The new roughs at Pinehurst No. 2 feature native plants such as Eastern prickly pear, pineweed and pigweed.
Pinehurst officials are quick to point out that the restoration of No. 2 – one of the oldest and most important public courses in the country – was done simply to take the course back to its original state. But they couldn’t be more pleased that by taking out the turf, removing much of the artificial irrigation and returning the rough to a more natural state, the course has reduced its water usage from 50 million gallons a year before the redesign to a little over nine million gallons last year.

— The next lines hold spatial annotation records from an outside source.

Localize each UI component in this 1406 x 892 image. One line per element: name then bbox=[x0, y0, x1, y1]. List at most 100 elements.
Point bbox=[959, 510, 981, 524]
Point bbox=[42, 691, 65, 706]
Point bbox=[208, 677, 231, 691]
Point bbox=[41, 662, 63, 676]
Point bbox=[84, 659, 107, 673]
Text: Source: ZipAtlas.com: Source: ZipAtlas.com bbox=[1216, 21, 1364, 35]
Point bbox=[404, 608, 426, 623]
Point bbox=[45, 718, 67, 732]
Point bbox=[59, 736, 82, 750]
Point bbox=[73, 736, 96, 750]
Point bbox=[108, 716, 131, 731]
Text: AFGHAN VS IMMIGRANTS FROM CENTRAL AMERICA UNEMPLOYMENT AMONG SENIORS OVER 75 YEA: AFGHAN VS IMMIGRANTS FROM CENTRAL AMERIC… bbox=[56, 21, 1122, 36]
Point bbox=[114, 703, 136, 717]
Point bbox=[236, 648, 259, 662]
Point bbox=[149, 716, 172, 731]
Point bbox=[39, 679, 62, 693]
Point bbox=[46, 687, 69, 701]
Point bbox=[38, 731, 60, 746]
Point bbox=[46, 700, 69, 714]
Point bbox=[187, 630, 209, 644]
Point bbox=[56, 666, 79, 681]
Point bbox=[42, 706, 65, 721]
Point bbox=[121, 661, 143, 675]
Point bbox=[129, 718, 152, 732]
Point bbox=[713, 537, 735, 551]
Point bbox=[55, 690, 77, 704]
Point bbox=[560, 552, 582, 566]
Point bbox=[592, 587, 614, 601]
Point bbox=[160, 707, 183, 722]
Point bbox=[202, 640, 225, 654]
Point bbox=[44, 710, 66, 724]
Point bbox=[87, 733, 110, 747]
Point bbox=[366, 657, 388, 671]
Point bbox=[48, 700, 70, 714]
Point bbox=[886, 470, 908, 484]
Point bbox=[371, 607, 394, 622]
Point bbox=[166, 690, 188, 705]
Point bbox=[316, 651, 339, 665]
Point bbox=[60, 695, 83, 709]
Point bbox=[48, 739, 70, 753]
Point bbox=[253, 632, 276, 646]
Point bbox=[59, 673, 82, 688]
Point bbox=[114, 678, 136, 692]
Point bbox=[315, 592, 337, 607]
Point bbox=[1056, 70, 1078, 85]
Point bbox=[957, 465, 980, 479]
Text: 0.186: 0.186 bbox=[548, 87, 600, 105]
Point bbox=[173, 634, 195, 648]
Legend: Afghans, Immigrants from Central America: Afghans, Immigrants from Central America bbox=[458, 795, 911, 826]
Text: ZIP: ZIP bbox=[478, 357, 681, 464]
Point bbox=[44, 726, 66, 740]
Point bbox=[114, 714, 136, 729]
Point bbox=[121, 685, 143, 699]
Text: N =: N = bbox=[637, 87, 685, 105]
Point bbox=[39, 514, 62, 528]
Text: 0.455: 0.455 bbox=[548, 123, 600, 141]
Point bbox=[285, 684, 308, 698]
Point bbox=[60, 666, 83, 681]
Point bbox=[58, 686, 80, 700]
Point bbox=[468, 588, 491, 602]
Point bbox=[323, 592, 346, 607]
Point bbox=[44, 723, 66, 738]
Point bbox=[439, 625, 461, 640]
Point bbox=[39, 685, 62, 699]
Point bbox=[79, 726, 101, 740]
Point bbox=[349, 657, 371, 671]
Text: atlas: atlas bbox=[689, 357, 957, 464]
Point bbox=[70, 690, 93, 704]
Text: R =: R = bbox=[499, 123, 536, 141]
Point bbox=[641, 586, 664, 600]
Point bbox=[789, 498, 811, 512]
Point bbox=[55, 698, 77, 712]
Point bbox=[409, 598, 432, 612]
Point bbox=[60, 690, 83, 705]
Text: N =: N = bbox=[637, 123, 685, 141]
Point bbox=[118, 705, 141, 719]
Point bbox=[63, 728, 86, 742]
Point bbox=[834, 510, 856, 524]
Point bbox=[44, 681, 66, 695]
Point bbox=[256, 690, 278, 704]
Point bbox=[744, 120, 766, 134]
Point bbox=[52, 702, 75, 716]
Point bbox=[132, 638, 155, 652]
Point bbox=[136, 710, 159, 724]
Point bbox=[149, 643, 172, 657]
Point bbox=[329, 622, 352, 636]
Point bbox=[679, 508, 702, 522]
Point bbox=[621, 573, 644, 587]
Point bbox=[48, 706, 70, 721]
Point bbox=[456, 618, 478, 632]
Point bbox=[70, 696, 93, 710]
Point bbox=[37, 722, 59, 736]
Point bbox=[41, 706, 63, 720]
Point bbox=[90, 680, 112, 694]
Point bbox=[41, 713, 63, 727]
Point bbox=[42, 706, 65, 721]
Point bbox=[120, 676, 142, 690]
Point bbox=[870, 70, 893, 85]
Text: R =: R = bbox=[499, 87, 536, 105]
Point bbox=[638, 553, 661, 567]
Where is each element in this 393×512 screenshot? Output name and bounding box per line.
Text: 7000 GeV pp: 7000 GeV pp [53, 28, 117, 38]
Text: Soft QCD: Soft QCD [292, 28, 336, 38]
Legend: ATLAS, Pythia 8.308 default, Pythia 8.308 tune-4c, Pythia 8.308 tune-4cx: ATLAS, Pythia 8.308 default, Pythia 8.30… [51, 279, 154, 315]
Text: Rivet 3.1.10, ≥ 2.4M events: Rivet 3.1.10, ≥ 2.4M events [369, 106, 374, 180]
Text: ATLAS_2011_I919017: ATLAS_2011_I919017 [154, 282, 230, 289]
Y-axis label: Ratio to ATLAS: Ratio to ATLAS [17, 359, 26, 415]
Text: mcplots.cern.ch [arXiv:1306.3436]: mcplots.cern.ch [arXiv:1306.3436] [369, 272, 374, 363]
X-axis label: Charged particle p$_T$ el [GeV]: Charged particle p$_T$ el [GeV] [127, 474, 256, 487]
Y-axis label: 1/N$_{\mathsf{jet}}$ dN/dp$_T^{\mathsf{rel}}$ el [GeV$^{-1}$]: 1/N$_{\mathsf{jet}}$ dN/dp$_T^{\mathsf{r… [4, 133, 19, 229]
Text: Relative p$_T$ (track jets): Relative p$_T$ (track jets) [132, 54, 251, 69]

“Pinehurst wasn’t doing it for the economics of it,” says Carley, who did her postdoctoral work under NC State professor of environmental plant biology Tom Rufty. “They were taking it back to the original look of the course for that historical perspective. But from an economic standpoint, it is a great example of what could be done by courses across the country.”
The Pinehurst story will be told many times over the next two weeks, as the men begin their 72-hole championship on Thursday and the women begin play next Thursday. It’s the first time in history that the USGA will hold its two premier championships on the same course in successive weeks.
So the golf course, with two major championships and six days of practice rounds, will be under scrutiny as the USGA will push course superintendent Kevin Robinson, a graduate of NC State’s turfgrass management program, to create fast and firm fairways and greens.
It’s a look that has been four years in the making, with research that could help change the way golf courses look for many years to come.
“This may look like golf in the past, in terms of the presentation of the course, but in so many ways, this is golf of the future,” Coore says. “In today’s world, with water issues, environmental impact issues, the costs associated… the majority of courses are going to have to go more in this direction.”